Memória: Valentia de mulheres potiguares

Por Anchieta Fernandes*

Em livros e artigos publicados em jornais e revistas, já se tem destacado o pioneirismo de mulheres potiguares: na política (a primeira eleitora no Brasil: Celina Guimarães Viana), na administração (a primeira prefeita no Brasil: Alzira Soriano), na aviação (a primeira brasileira brevetada por uma escola de aviação: Lucy Garcia). Mas, merece ser relembrada sempre a própria valentia, a bravura de algumas potiguares que enfrentaram a arbitrariedade de poderes constituídos, ou de potências estrangeiras, em nome de patriotadas, de religião, de domínio econômico.

É necessário se fazer uma soma de fatos, onde a memória de procedimentos femininos heróicos, colhidos de dentro de recortes históricos, sirva à identidade da mulher potiguar em um único volume de uma nova História do RN, segundo o viés dela, o pertencimento dela ao patrimônio das decisões históricas, mesmo contra a vontade masculina. Não para separar um sexo do outro (“guerra dos sexos” é mais uma expressão para telenovelas da Rede Globo), mas para complementar, com a versão dos fazeres femininos de luta, esta nova História do Rio Grande do Norte.

Vejamos a história de algumas destas nossas conterrâneas, como corajosas representantes do seu sexo que não se submeteram a determinadas imposições masculinas. Comecemos por aquela que é considerada a primeira guerreira, a primeira mulher que, por vezes as tarefas familiares para empunhar armas em defesa da terra brasileira: a índia Clara Camarão.Esposa de Poti, batizado como Dom Felipe Camarão, combatente contra a invasão holandesa, Clara surpreendeu o marido e outros guerreiros (portugueses) pela coragem e pela habilidade no manejo das armas.

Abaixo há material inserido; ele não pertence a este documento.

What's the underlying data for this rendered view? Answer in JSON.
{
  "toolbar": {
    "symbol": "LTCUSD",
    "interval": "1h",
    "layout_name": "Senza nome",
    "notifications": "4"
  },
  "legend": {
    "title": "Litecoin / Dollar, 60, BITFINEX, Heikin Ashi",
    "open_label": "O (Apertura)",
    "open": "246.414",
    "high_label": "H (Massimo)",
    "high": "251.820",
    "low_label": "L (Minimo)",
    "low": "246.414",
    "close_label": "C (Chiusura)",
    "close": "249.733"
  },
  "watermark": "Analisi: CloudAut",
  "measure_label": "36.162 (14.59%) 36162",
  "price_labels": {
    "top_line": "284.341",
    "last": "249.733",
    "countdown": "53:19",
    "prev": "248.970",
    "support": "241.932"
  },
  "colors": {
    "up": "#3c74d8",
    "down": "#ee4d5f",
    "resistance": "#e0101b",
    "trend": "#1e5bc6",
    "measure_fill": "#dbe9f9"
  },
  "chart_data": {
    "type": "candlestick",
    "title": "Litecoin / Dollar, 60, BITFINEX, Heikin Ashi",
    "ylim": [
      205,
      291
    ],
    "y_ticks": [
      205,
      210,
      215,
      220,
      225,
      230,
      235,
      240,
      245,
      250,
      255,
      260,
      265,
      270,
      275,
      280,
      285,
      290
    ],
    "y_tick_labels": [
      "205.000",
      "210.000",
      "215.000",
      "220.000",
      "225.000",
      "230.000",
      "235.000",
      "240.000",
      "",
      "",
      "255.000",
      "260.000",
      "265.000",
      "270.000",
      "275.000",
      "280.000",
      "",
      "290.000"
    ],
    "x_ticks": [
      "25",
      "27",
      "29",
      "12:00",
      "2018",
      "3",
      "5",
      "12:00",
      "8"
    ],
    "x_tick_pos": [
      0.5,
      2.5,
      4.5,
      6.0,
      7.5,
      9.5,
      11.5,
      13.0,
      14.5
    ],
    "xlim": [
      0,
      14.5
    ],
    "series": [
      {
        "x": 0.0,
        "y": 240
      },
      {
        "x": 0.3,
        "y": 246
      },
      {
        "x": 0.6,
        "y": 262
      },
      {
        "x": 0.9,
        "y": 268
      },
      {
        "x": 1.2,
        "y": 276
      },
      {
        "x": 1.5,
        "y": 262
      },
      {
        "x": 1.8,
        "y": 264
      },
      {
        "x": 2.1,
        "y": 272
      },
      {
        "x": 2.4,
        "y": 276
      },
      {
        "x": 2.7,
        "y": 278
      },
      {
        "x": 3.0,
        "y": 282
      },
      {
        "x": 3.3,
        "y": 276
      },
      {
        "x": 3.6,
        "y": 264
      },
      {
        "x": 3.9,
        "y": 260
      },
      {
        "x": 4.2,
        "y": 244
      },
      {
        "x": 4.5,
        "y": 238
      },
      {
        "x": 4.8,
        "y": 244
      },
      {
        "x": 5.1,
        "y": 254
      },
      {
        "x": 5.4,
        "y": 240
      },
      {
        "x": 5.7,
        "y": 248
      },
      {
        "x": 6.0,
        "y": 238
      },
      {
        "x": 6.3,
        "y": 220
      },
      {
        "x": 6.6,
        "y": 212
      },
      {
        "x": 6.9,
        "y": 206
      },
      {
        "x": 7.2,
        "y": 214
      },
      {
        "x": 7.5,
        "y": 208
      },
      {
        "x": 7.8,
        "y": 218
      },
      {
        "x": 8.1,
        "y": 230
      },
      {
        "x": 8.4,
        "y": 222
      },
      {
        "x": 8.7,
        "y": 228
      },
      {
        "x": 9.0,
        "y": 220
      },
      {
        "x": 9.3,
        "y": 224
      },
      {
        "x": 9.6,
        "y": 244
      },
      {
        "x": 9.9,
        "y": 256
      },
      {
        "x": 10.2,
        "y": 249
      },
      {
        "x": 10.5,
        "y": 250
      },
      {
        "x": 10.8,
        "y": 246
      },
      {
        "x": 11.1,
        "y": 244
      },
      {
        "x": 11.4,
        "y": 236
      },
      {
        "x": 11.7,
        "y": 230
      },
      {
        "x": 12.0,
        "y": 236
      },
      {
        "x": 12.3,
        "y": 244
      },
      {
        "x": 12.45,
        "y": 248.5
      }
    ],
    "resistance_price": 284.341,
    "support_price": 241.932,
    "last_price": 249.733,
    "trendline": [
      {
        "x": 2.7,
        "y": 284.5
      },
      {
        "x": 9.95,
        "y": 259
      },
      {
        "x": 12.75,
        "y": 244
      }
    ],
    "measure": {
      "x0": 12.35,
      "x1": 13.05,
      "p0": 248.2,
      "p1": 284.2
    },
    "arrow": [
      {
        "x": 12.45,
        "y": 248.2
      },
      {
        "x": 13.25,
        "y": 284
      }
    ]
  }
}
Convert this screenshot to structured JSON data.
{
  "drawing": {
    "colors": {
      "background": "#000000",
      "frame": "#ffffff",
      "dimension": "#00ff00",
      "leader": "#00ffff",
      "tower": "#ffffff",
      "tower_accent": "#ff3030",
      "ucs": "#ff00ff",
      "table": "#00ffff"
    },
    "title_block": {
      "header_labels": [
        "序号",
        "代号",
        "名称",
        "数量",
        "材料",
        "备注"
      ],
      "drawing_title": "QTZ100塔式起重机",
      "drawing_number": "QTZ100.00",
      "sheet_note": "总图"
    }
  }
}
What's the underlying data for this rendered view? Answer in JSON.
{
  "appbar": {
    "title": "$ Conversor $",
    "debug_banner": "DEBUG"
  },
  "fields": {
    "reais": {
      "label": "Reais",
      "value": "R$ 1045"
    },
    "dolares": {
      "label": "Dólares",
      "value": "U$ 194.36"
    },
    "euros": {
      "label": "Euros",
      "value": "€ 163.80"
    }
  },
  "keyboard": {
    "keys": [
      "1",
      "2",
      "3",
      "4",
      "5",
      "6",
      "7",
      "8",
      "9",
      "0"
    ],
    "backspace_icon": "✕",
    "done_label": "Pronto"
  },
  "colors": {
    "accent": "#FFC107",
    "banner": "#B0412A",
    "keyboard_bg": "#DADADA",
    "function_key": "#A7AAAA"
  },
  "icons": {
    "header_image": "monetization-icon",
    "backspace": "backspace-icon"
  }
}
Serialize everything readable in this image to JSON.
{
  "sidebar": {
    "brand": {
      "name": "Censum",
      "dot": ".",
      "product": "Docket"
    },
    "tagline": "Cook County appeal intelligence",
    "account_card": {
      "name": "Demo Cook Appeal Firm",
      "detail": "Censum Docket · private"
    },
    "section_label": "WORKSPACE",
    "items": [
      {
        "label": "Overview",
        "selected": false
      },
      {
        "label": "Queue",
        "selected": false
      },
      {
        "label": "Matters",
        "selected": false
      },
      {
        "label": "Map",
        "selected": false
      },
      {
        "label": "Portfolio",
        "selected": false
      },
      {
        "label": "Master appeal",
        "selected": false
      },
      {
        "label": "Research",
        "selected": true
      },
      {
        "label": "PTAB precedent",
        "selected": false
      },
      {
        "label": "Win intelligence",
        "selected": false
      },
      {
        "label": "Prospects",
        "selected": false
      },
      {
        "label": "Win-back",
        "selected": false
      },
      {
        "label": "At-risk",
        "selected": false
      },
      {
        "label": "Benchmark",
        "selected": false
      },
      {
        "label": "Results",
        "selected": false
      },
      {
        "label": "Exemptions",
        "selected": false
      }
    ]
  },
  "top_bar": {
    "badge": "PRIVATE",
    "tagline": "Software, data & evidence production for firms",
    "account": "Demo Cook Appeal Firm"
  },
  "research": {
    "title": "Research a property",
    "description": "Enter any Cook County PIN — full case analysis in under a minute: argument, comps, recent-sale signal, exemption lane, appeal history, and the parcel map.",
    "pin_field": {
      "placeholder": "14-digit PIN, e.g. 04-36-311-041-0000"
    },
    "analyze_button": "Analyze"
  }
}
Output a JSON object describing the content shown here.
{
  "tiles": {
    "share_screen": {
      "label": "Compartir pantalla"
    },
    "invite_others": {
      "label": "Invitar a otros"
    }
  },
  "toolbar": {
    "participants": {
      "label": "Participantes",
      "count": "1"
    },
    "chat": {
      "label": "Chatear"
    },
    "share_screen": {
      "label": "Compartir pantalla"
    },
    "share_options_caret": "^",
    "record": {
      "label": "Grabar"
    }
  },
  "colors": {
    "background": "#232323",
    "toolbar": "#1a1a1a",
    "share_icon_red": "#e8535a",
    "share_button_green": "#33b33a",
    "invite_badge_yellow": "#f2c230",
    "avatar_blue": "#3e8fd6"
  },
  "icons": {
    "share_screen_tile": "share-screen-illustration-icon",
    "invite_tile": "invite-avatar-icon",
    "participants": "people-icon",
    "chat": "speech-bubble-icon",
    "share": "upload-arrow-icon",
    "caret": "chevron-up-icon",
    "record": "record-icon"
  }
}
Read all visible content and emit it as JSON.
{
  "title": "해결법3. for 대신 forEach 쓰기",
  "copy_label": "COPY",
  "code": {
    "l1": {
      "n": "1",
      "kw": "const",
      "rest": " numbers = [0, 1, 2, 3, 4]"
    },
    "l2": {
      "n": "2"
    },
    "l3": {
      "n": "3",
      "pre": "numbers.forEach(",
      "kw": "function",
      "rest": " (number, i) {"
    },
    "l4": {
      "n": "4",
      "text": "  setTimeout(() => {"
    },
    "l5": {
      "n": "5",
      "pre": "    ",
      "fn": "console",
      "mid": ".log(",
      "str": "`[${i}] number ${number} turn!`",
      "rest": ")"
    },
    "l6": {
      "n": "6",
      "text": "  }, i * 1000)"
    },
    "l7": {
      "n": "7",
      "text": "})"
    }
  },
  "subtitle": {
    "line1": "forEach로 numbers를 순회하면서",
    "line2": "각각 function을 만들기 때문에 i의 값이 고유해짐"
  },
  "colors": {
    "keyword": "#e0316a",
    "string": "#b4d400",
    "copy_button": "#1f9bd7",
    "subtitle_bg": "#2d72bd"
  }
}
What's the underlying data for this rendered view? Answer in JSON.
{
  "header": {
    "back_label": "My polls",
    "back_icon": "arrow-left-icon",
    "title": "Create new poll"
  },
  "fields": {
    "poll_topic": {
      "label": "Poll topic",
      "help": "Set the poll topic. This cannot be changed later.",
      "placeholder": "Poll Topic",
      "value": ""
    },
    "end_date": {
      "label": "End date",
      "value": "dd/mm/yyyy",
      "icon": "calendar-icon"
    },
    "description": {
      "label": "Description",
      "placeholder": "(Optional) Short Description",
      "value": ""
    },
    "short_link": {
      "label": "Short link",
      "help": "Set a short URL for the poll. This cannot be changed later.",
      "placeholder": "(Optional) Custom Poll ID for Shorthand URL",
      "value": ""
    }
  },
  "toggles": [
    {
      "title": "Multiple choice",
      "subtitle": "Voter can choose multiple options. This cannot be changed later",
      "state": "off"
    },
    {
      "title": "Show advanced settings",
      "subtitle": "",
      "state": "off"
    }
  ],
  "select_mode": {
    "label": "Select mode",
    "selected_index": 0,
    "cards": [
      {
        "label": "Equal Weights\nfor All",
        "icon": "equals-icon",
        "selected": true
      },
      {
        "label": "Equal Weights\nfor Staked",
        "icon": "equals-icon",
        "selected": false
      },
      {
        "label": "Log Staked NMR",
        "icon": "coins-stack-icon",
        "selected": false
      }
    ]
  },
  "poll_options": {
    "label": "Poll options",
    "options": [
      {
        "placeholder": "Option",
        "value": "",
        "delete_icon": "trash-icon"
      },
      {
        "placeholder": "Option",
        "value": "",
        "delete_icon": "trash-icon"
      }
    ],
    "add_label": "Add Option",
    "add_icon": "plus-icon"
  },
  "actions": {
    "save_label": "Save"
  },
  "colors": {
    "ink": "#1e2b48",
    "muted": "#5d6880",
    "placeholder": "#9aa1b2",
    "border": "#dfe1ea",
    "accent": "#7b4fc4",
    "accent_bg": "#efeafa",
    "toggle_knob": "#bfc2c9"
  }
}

Em seu livro “Natureza e História do Rio Grande do Norte”, João Alves de Melo conta: “Mergulhada nas hostes de Henrique Dias, à frente dos seus negros, e Camarão à frente dos seus índios, Clara Camarão comandava a sua esquadra de mulheres, por ela atraídas e por ela dominadas, lançando-se com elas na vanguarda das tropas que combatiam. E o seu nome ficou, como uma legenda, nessa batalha de Porto Calvo, em 1643”. Clara era da tribo dos Carijós e foi escolhida pelo Chefe dos Potiguares para sua esposa. Viveram no lugar conhecido como Aldeia Velha (hoje, bairro de Igapó).

Outra mulher heroína, de inequívoca, foi Ana Floriano. Mãe do jornalista Jeremias da Rocha Nogueira, demonstrou em Mossoró sua coragem em pelo menos dois episódios. O primeiro foi a 1 de janeiro de 1875. Devido ao jornal O Mossoroense sempre ter demonstrado independência de opinião diante dos erros das autoridades locais, criticando-os, foi motivo de uma tentativa de empastelamento no referido dia 1 de janeiro de 1875. O jornalista Lauro da Escóssia, bisneto de Ana, contou em um número d’O Mossoroense (exemplar de 17 de outubro de 1972) como foi a coisa e quem a heróica mulher enfrentou:

“Um grupo capitaneado pelo deputado Rafael Arcanjo da Fonseca, na mais ignóbil ostentação de desordem oassou todo o dia fazendo exibições nas ruas da cidade. Há em torno dessa pérfida atuação dos desordeiros, aquele episódio conhecido da história e registrado na agência consular portuguesa, onde o diretor e redatores do jornal (...) se homisiaram. Ana Floriano, a mãe de Jeremias, postada no descanso da escada que levava ao primeiro andar do prédio em que estavam os jornalistas, gritou para a turma de desordeiros alcoolizados posta ao pé da escada: “Quem subir a escada morre na ponta deste espeto!”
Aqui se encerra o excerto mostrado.